Photo: Sara Krulwiich, New York Times

Not much more can be said about Clive (the re-titled adaptation) that already hasn't been by the first round of scathing reviews.  But I'll just add that mere self-indulgence isn't even the biggest problem with the show. The problem is Baal. Now I'm embarrassed to admit that I have never read Baal--Brecht's first play that is rarely if ever produced and/or studied today. But I do know enough to know that it's not the kind of work we now expect from Brecht. This is Brecht the angry teenager--channeling German late-romantic decadence and nihilism. (The deliberately schematic expressionistic narrative charts the slow decline and assorted crimes of a hedonistic rebel poet.) So all it would have going for it is really the poetry. Poetry, of course, is hard enough to fulfill in translation. But am I right to be extra dubious about the ability of Mr. Sherman (still known chiefly as the author of that acting school staple Women and Wallace) to match the poetry of a young Bertolt Brecht?  (Especially when Sherman admits in the program to adapting the original German text via Google Translate!)

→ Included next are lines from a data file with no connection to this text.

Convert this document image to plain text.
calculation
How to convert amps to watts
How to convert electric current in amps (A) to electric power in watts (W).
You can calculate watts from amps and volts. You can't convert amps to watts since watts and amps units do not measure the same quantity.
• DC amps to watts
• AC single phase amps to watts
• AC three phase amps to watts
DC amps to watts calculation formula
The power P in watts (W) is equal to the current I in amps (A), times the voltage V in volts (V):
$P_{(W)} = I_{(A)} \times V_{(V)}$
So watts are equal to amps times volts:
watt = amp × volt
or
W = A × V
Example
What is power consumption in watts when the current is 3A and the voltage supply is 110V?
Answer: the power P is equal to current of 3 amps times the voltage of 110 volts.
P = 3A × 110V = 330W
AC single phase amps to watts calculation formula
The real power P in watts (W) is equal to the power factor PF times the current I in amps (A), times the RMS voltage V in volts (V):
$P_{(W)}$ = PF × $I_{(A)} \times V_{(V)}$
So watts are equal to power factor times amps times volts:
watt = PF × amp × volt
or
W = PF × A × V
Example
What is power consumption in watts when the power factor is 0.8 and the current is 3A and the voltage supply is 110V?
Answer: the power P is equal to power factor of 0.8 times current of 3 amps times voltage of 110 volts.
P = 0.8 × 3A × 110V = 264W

Updating Baal, as Clive does, to the Rent-era1990s might have seemed to Hawke and Sherman (and New Group A.D. Scott Elliott who has produced it) the most sensible thing to do, this choice may be the project's fatal flaw, even if its only reason for being. This muddled and pretty generic picture of punk/grunge Alphabet City ennui ends up not nearly as interesting or arresting as Baal would be in its original period of Weimar Germany--which I imagine unfolding in a series of Egon Schiele images brought to life.

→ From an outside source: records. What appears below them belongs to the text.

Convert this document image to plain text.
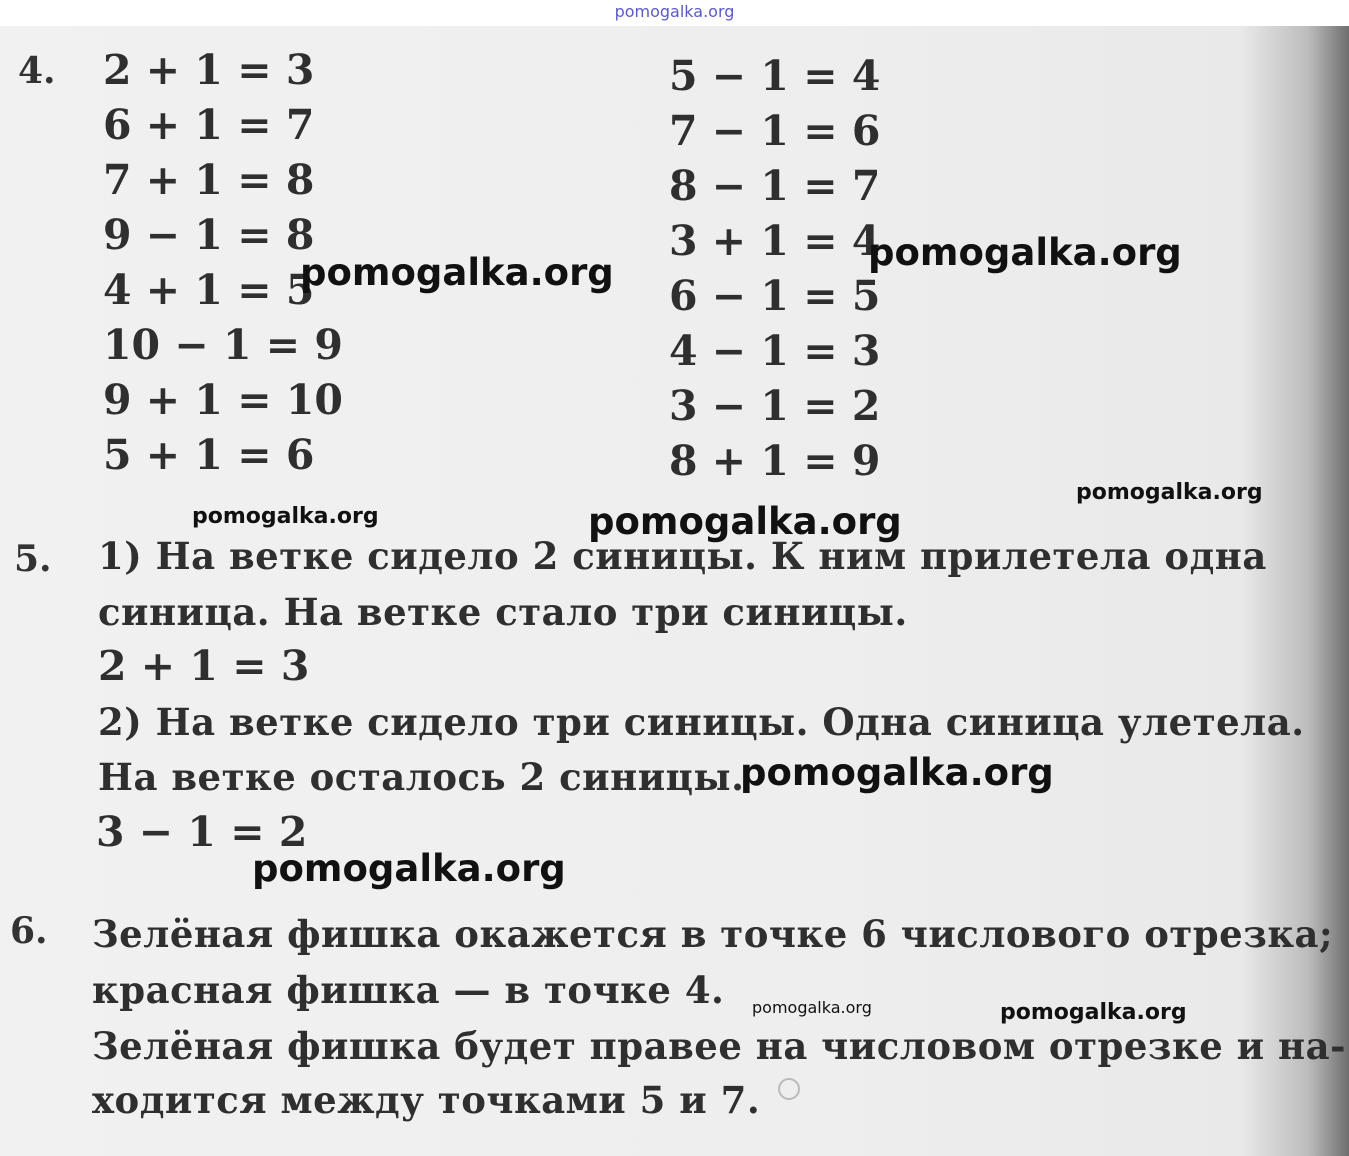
pomogalka.org

4. 2 + 1 = 3
6 + 1 = 7
7 + 1 = 8
9 − 1 = 8
4 + 1 = 5
10 − 1 = 9
9 + 1 = 10
5 + 1 = 6
5 − 1 = 4
7 − 1 = 6
8 − 1 = 7
3 + 1 = 4
6 − 1 = 5
4 − 1 = 3
3 − 1 = 2
8 + 1 = 9
5. 1) На ветке сидело 2 синицы. К ним прилетела одна
синица. На ветке стало три синицы.
2 + 1 = 3
2) На ветке сидело три синицы. Одна синица улетела.
На ветке осталось 2 синицы.
3 − 1 = 2
6. Зелёная фишка окажется в точке 6 числового отрезка;
красная фишка — в точке 4.
Зелёная фишка будет правее на числовом отрезке и на-
ходится между точками 5 и 7.
pomogalka.org	pomogalka.org
pomogalka.org	pomogalka.org
pomogalka.org
pomogalka.org
pomogalka.org
pomogalka.org	pomogalka.org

The only reason, I assumed, to do this kind of "update" of Baal would be as an excuse to stage a decadent rock-concert mash-up of Brecht's basic idea. I'd be ok with that. But while Clive is billed as only being "inspired" by Baal, the adaptation isn't nearly free enough to make the concept work. Plus, worst of all: the music stinks!  What there is of it, at least. Hawke does bear a properly debauched Tom Waits-style voice (or is that just Hawke's usual untrained, strained raspiness? the flu?), but he can barely get a chord out of his ever-present guitar. If "Clive" is supposed to be some magnetic rocker who packs them in at Bowery Ballroom...well let's just say you're not going to want his CD.

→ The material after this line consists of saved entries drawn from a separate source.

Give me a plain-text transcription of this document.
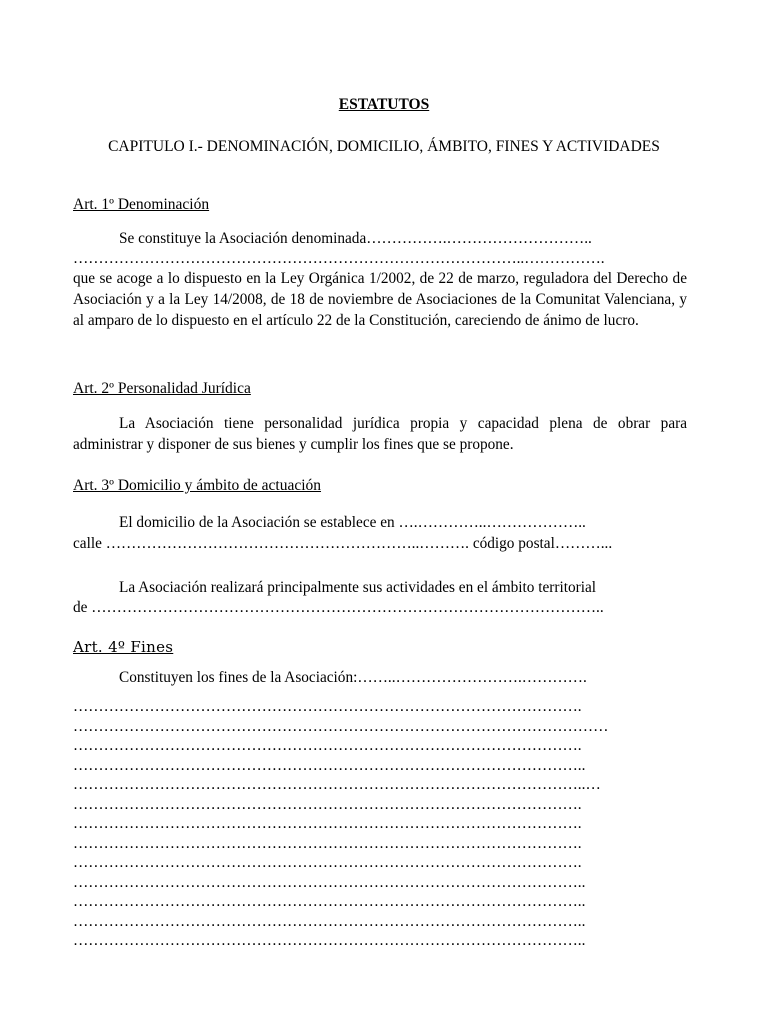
ESTATUTOS
CAPITULO I.- DENOMINACIÓN, DOMICILIO, ÁMBITO, FINES Y ACTIVIDADES
Art. 1º Denominación
Se constituye la Asociación denominada…………….………………………..
……………………………………………………………………………..…………….
que se acoge a lo dispuesto en la Ley Orgánica 1/2002, de 22 de marzo, reguladora del Derecho de Asociación y a la Ley 14/2008, de 18 de noviembre de Asociaciones de la Comunitat Valenciana, y al amparo de lo dispuesto en el artículo 22 de la Constitución, careciendo de ánimo de lucro.
Art. 2º Personalidad Jurídica
La Asociación tiene personalidad jurídica propia y capacidad plena de obrar para administrar y disponer de sus bienes y cumplir los fines que se propone.
Art. 3º Domicilio y ámbito de actuación
El domicilio de la Asociación se establece en ….…………..………………..
calle ……………………………………………………..………. código postal………...
La Asociación realizará principalmente sus actividades en el ámbito territorial
de ………………………………………………………………………………………..
Art. 4º Fines
Constituyen los fines de la Asociación:……..…………………….………….
……………………………………………………………………………………….
……………………………………………………………………………………………
……………………………………………………………………………………….
………………………………………………………………………………………..
………………………………………………………………………………………..…
……………………………………………………………………………………….
……………………………………………………………………………………….
……………………………………………………………………………………….
……………………………………………………………………………………….
………………………………………………………………………………………..
………………………………………………………………………………………..
………………………………………………………………………………………..
………………………………………………………………………………………..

To end on a higher note, though, I will say I was most looking forward to Clive for the chance to see a rare stage appearance by the mighty Vincent D'Onofrio. My only disappointment he wasn't in it more. Playing the sidekick character, he seems miscast, being some 15 years older than Hawke and sporting some odd redneck accent+mustache. But when he actually does get to plant his big, big presence center stage--even for something as ridiculous as dog-whoofing--I wanted more.  Come back, Vincent, come back! Forget Ethan and even Bertolt and go back to Sam Shepard where you belong!